Vincent Agboto  1@  , Robert Levine  1@  , Barbara Kilbourne  1@  , Setodji Claude  2@  , Maureen Sanderson  1@  
1 : Meharry Medical College  (MMC)  -  Site web
2 : Rand Corporation  (Rand)  -  Site web

BACKGROUND: Community based participatory research often relies on convenience selection based on co-location with an academic center. It has been known for more than 50 years that even a single, biological, public health intervention may produce significantly different outcomes in communities with virtually identical socio-demographic features. It is therefore puzzling that systematic accounting for context-level interactions in the design of randomized trials of community or organizational-level interventions is almost unknown. Since such interactions may promote unintended disparities when public health interventions are successful, there is an urgent need for better methods to address community effect modification and avoid bias. In this presentation, we propose a new method of community selection in mammogram intervention using prior information.

 

METHODS: We propose a systematic approach to community-based samples in order to improve validity. We define a health disparity function D: I à R2, where I is a set of communities identifiers and R2 is the set of vectors of dimension 2. We use a mathematical relation to create a classification scheme among communities based on the disparity function and based on prior experience of mammogram utilization. Probability distributions are computed for each set of communities. Probability based stratified random sampling is then conducted in each set.

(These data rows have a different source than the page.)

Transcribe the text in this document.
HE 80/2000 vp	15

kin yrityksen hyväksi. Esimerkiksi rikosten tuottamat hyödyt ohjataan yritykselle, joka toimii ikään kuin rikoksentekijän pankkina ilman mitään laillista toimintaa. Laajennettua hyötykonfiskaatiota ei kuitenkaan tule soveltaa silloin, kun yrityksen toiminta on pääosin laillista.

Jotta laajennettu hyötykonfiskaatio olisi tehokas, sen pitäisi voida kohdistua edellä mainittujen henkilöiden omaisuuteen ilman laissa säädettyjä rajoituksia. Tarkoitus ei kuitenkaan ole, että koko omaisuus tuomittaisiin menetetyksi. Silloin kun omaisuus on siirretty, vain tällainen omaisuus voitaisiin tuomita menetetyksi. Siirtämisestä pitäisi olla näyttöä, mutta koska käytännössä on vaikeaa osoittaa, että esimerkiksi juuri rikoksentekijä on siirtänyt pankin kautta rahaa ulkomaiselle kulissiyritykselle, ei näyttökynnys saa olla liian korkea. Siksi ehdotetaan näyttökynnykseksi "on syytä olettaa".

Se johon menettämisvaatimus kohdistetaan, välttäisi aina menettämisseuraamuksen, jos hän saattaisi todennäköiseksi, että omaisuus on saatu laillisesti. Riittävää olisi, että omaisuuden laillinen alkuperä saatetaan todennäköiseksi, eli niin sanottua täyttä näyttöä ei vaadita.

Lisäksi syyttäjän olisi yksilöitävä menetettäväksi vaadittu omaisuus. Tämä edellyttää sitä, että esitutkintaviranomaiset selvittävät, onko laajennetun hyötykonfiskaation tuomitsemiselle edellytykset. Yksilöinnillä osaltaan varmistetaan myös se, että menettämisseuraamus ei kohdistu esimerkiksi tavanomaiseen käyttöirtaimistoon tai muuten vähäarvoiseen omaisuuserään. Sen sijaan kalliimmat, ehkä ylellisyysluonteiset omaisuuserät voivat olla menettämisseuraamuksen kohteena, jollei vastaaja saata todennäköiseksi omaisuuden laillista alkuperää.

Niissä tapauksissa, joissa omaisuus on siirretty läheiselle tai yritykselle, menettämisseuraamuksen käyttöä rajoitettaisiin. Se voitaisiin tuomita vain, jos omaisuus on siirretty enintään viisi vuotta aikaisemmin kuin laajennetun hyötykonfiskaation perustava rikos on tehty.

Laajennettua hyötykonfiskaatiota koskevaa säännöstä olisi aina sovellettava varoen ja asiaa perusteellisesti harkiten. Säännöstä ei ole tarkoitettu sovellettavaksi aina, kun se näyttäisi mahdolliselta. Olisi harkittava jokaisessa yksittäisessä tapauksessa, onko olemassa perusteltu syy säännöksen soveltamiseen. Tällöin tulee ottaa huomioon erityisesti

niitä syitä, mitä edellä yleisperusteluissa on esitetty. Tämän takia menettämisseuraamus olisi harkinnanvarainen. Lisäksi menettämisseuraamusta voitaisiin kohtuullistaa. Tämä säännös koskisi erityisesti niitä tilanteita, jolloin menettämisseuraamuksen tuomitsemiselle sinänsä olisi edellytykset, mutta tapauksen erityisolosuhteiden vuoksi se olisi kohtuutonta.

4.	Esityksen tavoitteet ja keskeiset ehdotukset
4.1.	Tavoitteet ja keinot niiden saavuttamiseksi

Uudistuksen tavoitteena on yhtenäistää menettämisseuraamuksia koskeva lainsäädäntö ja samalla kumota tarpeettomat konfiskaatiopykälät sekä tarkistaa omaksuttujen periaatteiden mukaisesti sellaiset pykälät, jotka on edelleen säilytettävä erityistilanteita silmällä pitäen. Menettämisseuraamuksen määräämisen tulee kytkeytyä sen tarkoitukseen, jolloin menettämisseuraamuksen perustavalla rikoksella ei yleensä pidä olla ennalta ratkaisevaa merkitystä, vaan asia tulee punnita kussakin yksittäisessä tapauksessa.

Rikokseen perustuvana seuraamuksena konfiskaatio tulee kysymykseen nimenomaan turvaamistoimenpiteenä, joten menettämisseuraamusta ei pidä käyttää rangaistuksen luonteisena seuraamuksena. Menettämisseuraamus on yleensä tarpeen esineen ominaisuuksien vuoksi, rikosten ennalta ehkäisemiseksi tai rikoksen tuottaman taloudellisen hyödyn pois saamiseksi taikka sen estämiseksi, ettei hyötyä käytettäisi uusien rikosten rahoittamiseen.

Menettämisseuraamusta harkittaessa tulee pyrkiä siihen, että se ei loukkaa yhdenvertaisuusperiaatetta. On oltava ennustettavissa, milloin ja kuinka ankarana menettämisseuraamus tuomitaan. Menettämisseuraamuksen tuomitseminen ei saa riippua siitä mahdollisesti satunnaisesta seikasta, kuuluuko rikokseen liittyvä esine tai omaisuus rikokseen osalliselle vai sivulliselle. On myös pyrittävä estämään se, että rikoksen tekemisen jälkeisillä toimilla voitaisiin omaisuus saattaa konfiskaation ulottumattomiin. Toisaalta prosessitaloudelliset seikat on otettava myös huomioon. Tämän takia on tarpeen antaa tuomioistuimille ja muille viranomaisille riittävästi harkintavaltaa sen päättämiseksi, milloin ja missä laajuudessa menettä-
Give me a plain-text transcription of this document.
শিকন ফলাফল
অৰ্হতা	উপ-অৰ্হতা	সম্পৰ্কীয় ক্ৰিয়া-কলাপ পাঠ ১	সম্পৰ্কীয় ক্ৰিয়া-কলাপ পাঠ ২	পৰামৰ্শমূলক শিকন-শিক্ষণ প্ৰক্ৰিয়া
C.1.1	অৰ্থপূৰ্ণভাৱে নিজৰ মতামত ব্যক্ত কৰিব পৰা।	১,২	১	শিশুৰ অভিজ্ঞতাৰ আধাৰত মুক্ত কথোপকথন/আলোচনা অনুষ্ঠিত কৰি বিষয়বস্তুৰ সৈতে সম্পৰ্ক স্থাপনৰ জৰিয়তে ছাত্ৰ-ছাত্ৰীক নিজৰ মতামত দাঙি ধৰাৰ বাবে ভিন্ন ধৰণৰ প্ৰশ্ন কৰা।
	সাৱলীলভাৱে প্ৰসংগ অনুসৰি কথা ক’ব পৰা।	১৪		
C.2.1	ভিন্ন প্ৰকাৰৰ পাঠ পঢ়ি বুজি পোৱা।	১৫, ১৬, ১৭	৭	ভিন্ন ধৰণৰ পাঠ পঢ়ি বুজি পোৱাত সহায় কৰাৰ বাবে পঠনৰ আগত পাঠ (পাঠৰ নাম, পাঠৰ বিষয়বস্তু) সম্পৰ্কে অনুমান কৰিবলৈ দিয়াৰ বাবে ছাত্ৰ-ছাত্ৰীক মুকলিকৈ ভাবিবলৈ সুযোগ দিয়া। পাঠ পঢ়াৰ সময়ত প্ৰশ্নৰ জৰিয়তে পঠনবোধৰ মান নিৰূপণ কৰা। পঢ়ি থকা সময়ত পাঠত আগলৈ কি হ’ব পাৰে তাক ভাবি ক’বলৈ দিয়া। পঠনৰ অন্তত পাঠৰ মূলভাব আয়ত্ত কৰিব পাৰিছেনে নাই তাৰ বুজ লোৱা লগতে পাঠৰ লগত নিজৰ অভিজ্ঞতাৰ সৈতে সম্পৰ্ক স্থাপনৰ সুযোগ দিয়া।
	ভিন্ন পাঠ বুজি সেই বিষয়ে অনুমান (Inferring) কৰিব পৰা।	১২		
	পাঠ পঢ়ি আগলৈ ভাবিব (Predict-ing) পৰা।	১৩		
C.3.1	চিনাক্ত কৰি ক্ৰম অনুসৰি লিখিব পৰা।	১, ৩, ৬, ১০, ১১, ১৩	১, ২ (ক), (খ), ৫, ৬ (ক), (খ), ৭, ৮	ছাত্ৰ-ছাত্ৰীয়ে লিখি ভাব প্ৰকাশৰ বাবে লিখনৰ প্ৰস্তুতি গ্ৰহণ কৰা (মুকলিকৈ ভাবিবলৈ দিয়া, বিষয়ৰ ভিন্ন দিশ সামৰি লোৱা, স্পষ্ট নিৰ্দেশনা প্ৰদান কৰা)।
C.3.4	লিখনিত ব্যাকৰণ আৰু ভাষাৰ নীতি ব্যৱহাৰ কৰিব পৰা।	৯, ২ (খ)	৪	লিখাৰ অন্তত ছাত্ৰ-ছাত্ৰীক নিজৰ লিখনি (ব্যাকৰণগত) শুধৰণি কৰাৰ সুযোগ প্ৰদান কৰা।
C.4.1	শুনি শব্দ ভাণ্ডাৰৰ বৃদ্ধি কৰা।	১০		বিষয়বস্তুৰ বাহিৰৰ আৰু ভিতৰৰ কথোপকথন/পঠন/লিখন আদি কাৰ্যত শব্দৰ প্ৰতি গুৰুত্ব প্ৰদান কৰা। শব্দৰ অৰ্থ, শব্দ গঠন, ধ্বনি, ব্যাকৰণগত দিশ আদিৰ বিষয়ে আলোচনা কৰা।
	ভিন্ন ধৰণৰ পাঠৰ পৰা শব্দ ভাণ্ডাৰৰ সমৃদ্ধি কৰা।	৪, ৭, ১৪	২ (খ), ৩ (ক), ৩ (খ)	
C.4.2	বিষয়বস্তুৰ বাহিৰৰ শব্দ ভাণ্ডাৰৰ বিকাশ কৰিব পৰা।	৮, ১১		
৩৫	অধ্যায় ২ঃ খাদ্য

Oversampling may also be used where appropriate.

 

RESULTS: Probability based stratified random sampling yields community sets that are far more likely to comprise a valid community sample than would be the case if community selection were based on convenience or feasibility or if analyses accounted for known socio-demographic and/or behavioral correlates of disease outcomes. The new methodology is theoretically advantageous as it makes no assumptions about community capability and achieves a greater likelihood of selecting communities that comprise the full spectrum of community contextual issues.

 

CONCLUSIONS: The resulting community selection is consistent with the reflection of disparities as they present in the general population of communities. This may enable community-academic partnerships to achieve more valid estimates of community-based, participatory interventions.